After many construction delays, Aragon’s all-gender changing room opened for the 2024-2025 school year. Construction started in June of this year and ended in late July, making it available for use at the start [of August]. The changing room was initially planned to be completed in Dec. 2023, but faced setbacks as architecture plans were not approved by the state until this April.
The idea for an all-gender locker room was proposed in 2022 by Aragon’s Student Equity Council, as well as students in an Agency and Social Justice elective class and Gender and Sexuality Awareness club who had concerns about students not feeling safe in gendered changing areas.
This past summer, English teacher and GSA adviser Vince Bravo corresponded with Deputy Superintendent Kirk Black and Director of Student Services Donald Scatena about the implementation of the changing room. Black and Scatena said that the district was working with the San Mateo County Attorney Office and the Office of Education on how to move forward with the logistics of the room.
Similar to the all-gender bathroom, the changing room is only accessible to students with permission from the administration. In order to have access, students must talk to their PE teacher or counselor. Some feel that this process adds an extra layer of complication for students.
“It needs to be a space that all students have access to,” Bravo said. “There should be no requests, no paperwork, no additional hurdles for anyone to use this space.”
Senior Alex Pate expressed a similar sentiment.

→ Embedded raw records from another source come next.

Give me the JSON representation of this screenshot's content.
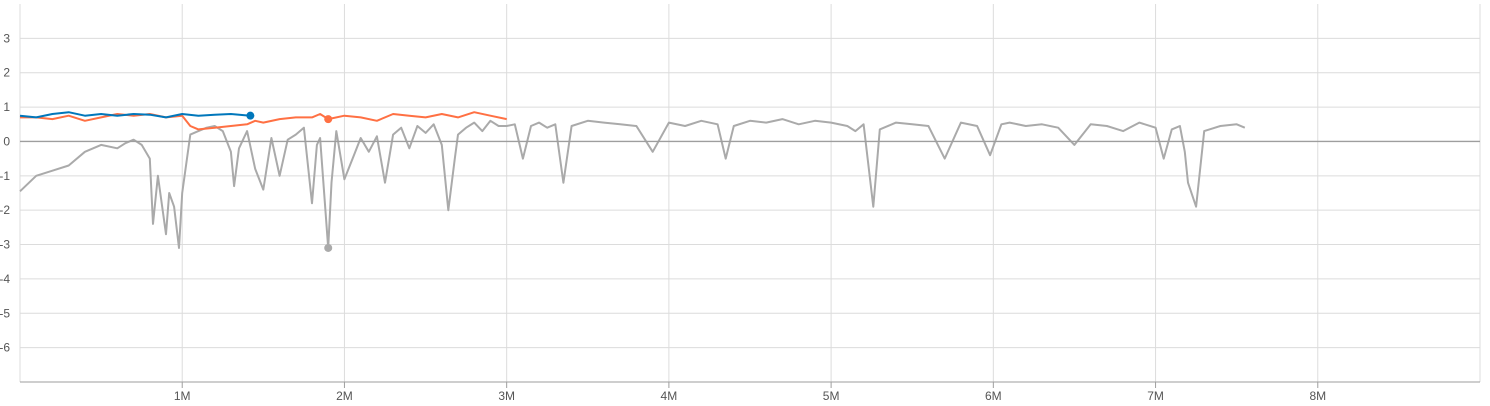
{
  "chart_data": {
    "type": "line",
    "title": "",
    "xlabel": "",
    "ylabel": "",
    "xlim": [
      0,
      9000000
    ],
    "ylim": [
      -7,
      4
    ],
    "grid": true,
    "x_ticks": [
      {
        "value": 1000000,
        "label": "1M"
      },
      {
        "value": 2000000,
        "label": "2M"
      },
      {
        "value": 3000000,
        "label": "3M"
      },
      {
        "value": 4000000,
        "label": "4M"
      },
      {
        "value": 5000000,
        "label": "5M"
      },
      {
        "value": 6000000,
        "label": "6M"
      },
      {
        "value": 7000000,
        "label": "7M"
      },
      {
        "value": 8000000,
        "label": "8M"
      }
    ],
    "y_ticks": [
      {
        "value": 3,
        "label": "3"
      },
      {
        "value": 2,
        "label": "2"
      },
      {
        "value": 1,
        "label": "1"
      },
      {
        "value": 0,
        "label": "0"
      },
      {
        "value": -1,
        "label": "-1"
      },
      {
        "value": -2,
        "label": "-2"
      },
      {
        "value": -3,
        "label": "-3"
      },
      {
        "value": -4,
        "label": "-4"
      },
      {
        "value": -5,
        "label": "-5"
      },
      {
        "value": -6,
        "label": "-6"
      }
    ],
    "series": [
      {
        "color": "#aaaaaa",
        "raw_color": "#e6e6e6",
        "marker_x": 1900000,
        "x": [
          0,
          100000,
          200000,
          300000,
          400000,
          500000,
          600000,
          650000,
          700000,
          750000,
          800000,
          820000,
          850000,
          900000,
          920000,
          950000,
          980000,
          1000000,
          1050000,
          1100000,
          1150000,
          1200000,
          1250000,
          1300000,
          1320000,
          1350000,
          1400000,
          1450000,
          1500000,
          1550000,
          1600000,
          1650000,
          1700000,
          1750000,
          1800000,
          1830000,
          1850000,
          1900000,
          1920000,
          1950000,
          2000000,
          2050000,
          2100000,
          2150000,
          2200000,
          2250000,
          2300000,
          2350000,
          2400000,
          2450000,
          2500000,
          2550000,
          2600000,
          2640000,
          2680000,
          2700000,
          2750000,
          2800000,
          2850000,
          2900000,
          2950000,
          3000000,
          3050000,
          3100000,
          3150000,
          3200000,
          3250000,
          3300000,
          3350000,
          3400000,
          3500000,
          3600000,
          3700000,
          3800000,
          3900000,
          4000000,
          4100000,
          4200000,
          4300000,
          4350000,
          4400000,
          4500000,
          4600000,
          4700000,
          4800000,
          4900000,
          5000000,
          5100000,
          5150000,
          5200000,
          5260000,
          5300000,
          5400000,
          5500000,
          5600000,
          5700000,
          5800000,
          5900000,
          5980000,
          6050000,
          6100000,
          6200000,
          6300000,
          6400000,
          6500000,
          6600000,
          6700000,
          6800000,
          6900000,
          7000000,
          7050000,
          7100000,
          7150000,
          7180000,
          7200000,
          7250000,
          7300000,
          7400000,
          7500000,
          7550000
        ],
        "values": [
          -1.45,
          -1.0,
          -0.85,
          -0.7,
          -0.3,
          -0.1,
          -0.2,
          -0.05,
          0.05,
          -0.1,
          -0.5,
          -2.4,
          -1.0,
          -2.7,
          -1.5,
          -1.9,
          -3.1,
          -1.5,
          0.2,
          0.3,
          0.4,
          0.45,
          0.3,
          -0.3,
          -1.3,
          -0.2,
          0.3,
          -0.8,
          -1.4,
          0.1,
          -1.0,
          0.05,
          0.2,
          0.4,
          -1.8,
          -0.1,
          0.1,
          -3.1,
          -1.2,
          0.3,
          -1.1,
          -0.5,
          0.1,
          -0.3,
          0.15,
          -1.2,
          0.2,
          0.4,
          -0.2,
          0.45,
          0.25,
          0.5,
          -0.1,
          -2.0,
          -0.5,
          0.2,
          0.4,
          0.55,
          0.3,
          0.6,
          0.45,
          0.45,
          0.5,
          -0.5,
          0.45,
          0.55,
          0.4,
          0.5,
          -1.2,
          0.45,
          0.6,
          0.55,
          0.5,
          0.45,
          -0.3,
          0.55,
          0.45,
          0.6,
          0.5,
          -0.5,
          0.45,
          0.6,
          0.55,
          0.65,
          0.5,
          0.6,
          0.55,
          0.45,
          0.3,
          0.5,
          -1.9,
          0.35,
          0.55,
          0.5,
          0.45,
          -0.5,
          0.55,
          0.45,
          -0.4,
          0.5,
          0.55,
          0.45,
          0.5,
          0.4,
          -0.1,
          0.5,
          0.45,
          0.3,
          0.55,
          0.4,
          -0.5,
          0.35,
          0.45,
          -0.3,
          -1.2,
          -1.9,
          0.3,
          0.45,
          0.5,
          0.4
        ]
      },
      {
        "color": "#ff7043",
        "marker_x": 1900000,
        "x": [
          0,
          100000,
          200000,
          300000,
          400000,
          500000,
          600000,
          700000,
          800000,
          900000,
          1000000,
          1050000,
          1100000,
          1200000,
          1300000,
          1400000,
          1450000,
          1500000,
          1600000,
          1700000,
          1800000,
          1850000,
          1900000,
          2000000,
          2100000,
          2200000,
          2300000,
          2400000,
          2500000,
          2600000,
          2700000,
          2800000,
          2900000,
          3000000
        ],
        "values": [
          0.7,
          0.7,
          0.65,
          0.75,
          0.6,
          0.7,
          0.8,
          0.75,
          0.8,
          0.7,
          0.75,
          0.45,
          0.35,
          0.4,
          0.45,
          0.5,
          0.6,
          0.55,
          0.65,
          0.7,
          0.7,
          0.8,
          0.65,
          0.75,
          0.7,
          0.6,
          0.8,
          0.75,
          0.7,
          0.8,
          0.7,
          0.85,
          0.75,
          0.65
        ]
      },
      {
        "color": "#0077bb",
        "marker_x": 1420000,
        "x": [
          0,
          100000,
          200000,
          300000,
          400000,
          500000,
          600000,
          700000,
          800000,
          900000,
          1000000,
          1100000,
          1200000,
          1300000,
          1420000
        ],
        "values": [
          0.75,
          0.7,
          0.8,
          0.85,
          0.75,
          0.8,
          0.75,
          0.8,
          0.78,
          0.7,
          0.8,
          0.75,
          0.78,
          0.8,
          0.75
        ]
      }
    ]
  }
}
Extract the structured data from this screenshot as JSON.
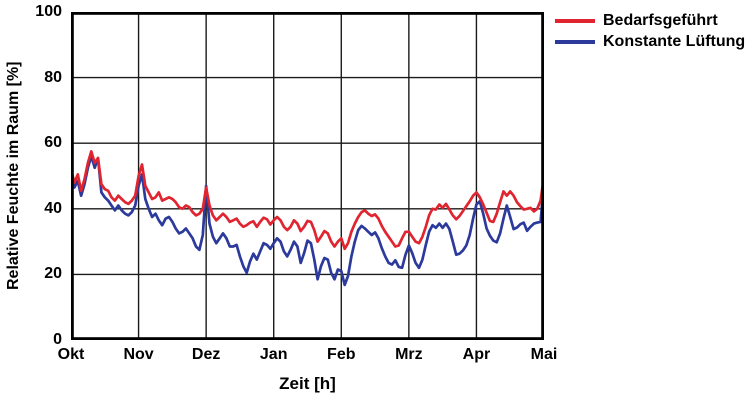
{
  "figure": {
    "background": "#ffffff"
  },
  "chart_data": {
    "type": "line",
    "title": "",
    "xlabel": "Zeit [h]",
    "ylabel": "Relative Feuchte im Raum [%]",
    "x_tick_labels": [
      "Okt",
      "Nov",
      "Dez",
      "Jan",
      "Feb",
      "Mrz",
      "Apr",
      "Mai"
    ],
    "x_start": 0,
    "x_step": 0.05,
    "x_unit": "months after Okt",
    "ylim": [
      0,
      100
    ],
    "y_ticks": [
      0,
      20,
      40,
      60,
      80,
      100
    ],
    "grid": true,
    "grid_color": "#1a1a1a",
    "frame_color": "#000000",
    "legend_position": "top-right",
    "series": [
      {
        "name": "Bedarfsgeführt",
        "color": "#e02530",
        "values": [
          52,
          48,
          50.5,
          45.5,
          49,
          54,
          57.5,
          54,
          55.5,
          47.5,
          46,
          45.5,
          43.5,
          42.5,
          44,
          43,
          42,
          41.5,
          42.5,
          44,
          50,
          53.5,
          47,
          45,
          43,
          43.5,
          45,
          42.5,
          43,
          43.5,
          43,
          42,
          40.5,
          40,
          41,
          40.5,
          39,
          38,
          38.5,
          40,
          46.5,
          41,
          38,
          36.5,
          37.5,
          38.5,
          37.5,
          36,
          36.5,
          37,
          35.5,
          34.5,
          35,
          35.8,
          36.2,
          34.5,
          36,
          37.3,
          36.8,
          35.2,
          36.5,
          37.5,
          36.5,
          34.5,
          33.5,
          34.5,
          36.5,
          35.5,
          33.2,
          34.5,
          36.3,
          36,
          33.5,
          30,
          31.5,
          33.2,
          32.5,
          30,
          28.5,
          30,
          31,
          27.8,
          29.5,
          33,
          35.5,
          37.5,
          39,
          39.5,
          38.5,
          37.8,
          38.3,
          37,
          34.8,
          33,
          31.5,
          30,
          28.5,
          28.8,
          31,
          33,
          33,
          31.5,
          30,
          29.5,
          31.5,
          34.5,
          38,
          40,
          39.8,
          41.3,
          40.3,
          41.5,
          39.8,
          38,
          36.8,
          37.8,
          39.3,
          40.8,
          42.3,
          44,
          45,
          43.5,
          41.3,
          38.8,
          36.3,
          36,
          38.5,
          42,
          45.3,
          44,
          45.3,
          44,
          42,
          40.8,
          39.8,
          40,
          40.3,
          39.2,
          40,
          42.5,
          50
        ]
      },
      {
        "name": "Konstante Lüftung",
        "color": "#2c3a9c",
        "values": [
          50,
          46.5,
          48.5,
          44,
          47.5,
          52.5,
          56,
          52.5,
          55.5,
          45,
          43.5,
          42.5,
          41,
          39.5,
          41,
          39.5,
          38.5,
          38,
          39,
          41,
          47,
          50.5,
          43,
          40,
          37.5,
          38.5,
          36.5,
          35,
          37,
          37.5,
          36,
          34,
          32.5,
          33,
          34,
          32.5,
          31,
          28.5,
          27.5,
          32,
          47,
          35.5,
          31.5,
          29.5,
          31,
          32.5,
          31,
          28.5,
          28.5,
          29,
          25.5,
          22.5,
          20.5,
          24,
          26.3,
          24.5,
          27,
          29.5,
          29,
          27.8,
          29.5,
          31,
          30,
          27,
          25.5,
          27.5,
          30,
          28.5,
          23.5,
          26.5,
          30.3,
          29.5,
          24.5,
          18.5,
          22.5,
          25,
          24.5,
          20.5,
          18.5,
          21.5,
          21,
          16.8,
          19.5,
          25.5,
          30,
          33.5,
          34.8,
          34,
          33,
          32,
          32.8,
          31,
          28,
          25.5,
          23.5,
          23,
          24.3,
          22.3,
          22,
          26,
          28.8,
          26.5,
          23.5,
          22,
          24.5,
          29,
          33,
          35,
          34.2,
          35.5,
          34.2,
          35.5,
          33.8,
          30,
          26,
          26.3,
          27.3,
          28.8,
          32,
          37,
          41.3,
          42.3,
          38.5,
          34,
          31.8,
          30.3,
          29.8,
          32.5,
          37,
          41,
          37.5,
          33.8,
          34.3,
          35.3,
          35.8,
          33.3,
          34.5,
          35.5,
          35.8,
          36,
          48.5
        ]
      }
    ]
  }
}
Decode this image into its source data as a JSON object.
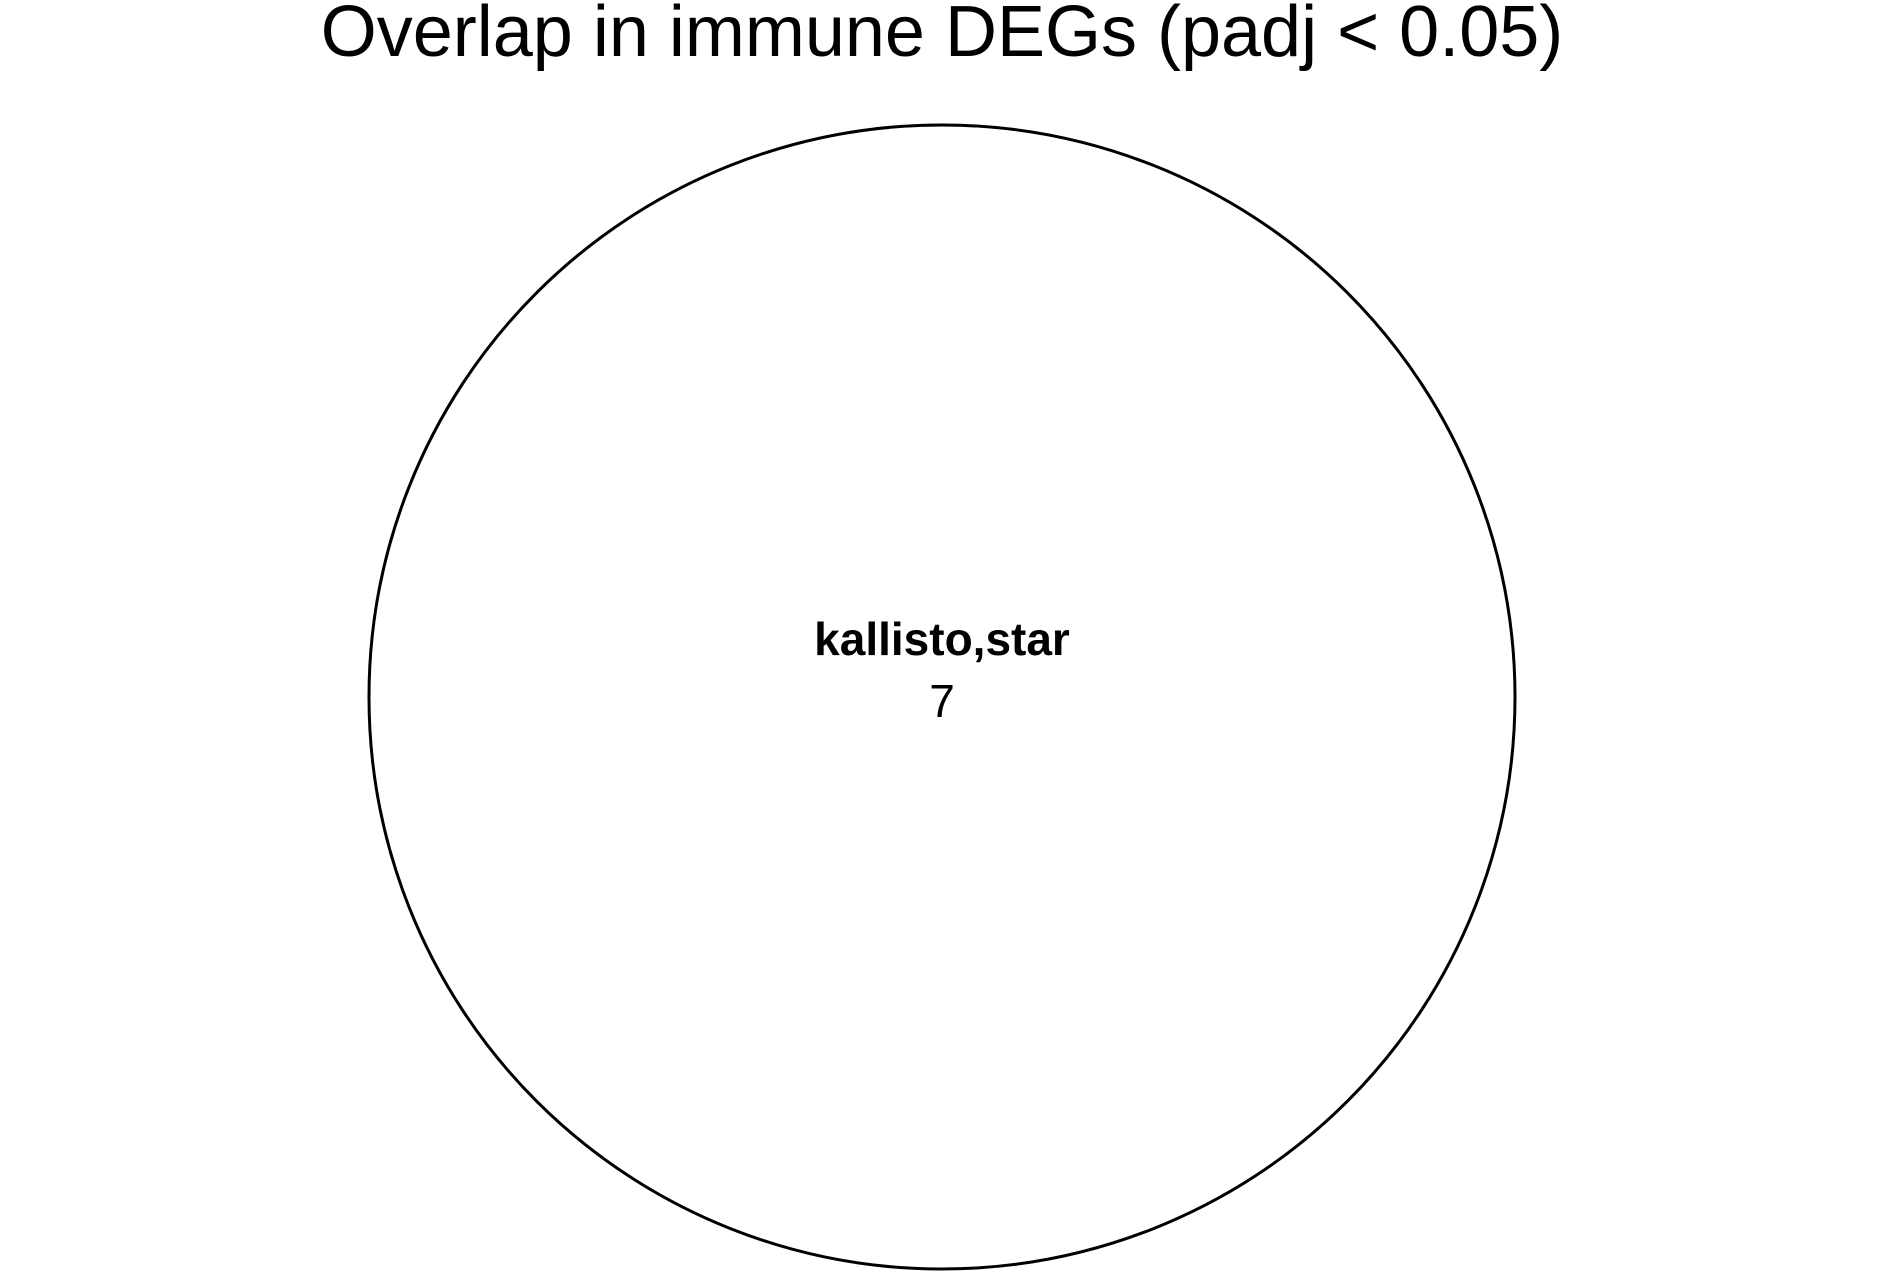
{
  "title": "Overlap in immune DEGs (padj < 0.05)",
  "venn": {
    "region_label": "kallisto,star",
    "region_count": "7",
    "stroke_color": "#000000",
    "fill_color": "#ffffff"
  }
}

“You already have so much going on,” Pate said. “You already have to fit in so many places … there’s already so many steps. So many students who are transgender struggle to already reach out and find a teacher to talk to.”
Despite the completion of the all-gender changing room, it hasn’t been promoted as much as other recent updates to Aragon’s campus.
“Upon return at the beginning of the school year, there was a
shared with the faculty about all of the construction that’s been successful over the summer,” Bravo said. “The all-gender locker room was not included on that list.”In the map of Aragon’s campus that was issued at the start of this school year, the changing area was included, though it was marked as still being in the “planning phase.”
The changing room, which was converted from a football team room, has individual changing stalls and lockers that can be used by PE students and athletes. It is located next to the boys’ locker room, allowing it to be supervised by PE teachers.
“The idea was [to] give students as much privacy as possible,” said former Aragon principal Valerie Arbizu. “Very similar to if you’re going to try on clothes at the mall … you [have] privacy while you [are] changing … but [PE teachers are] still able to open a door to the PE office that was right on the other side and … understand what was going on in the space.”
The all-gender changing area can offer a more comfortable environment than a gendered locker room.
“I feel more safe [with] people from the LGBTQ community because they understand, they don’t judge,” said sophomore Juan Carlos Ayala Rodriguez.
Students wanting to use the all-gender changing space should speak with their PE teachers to gain access to the room.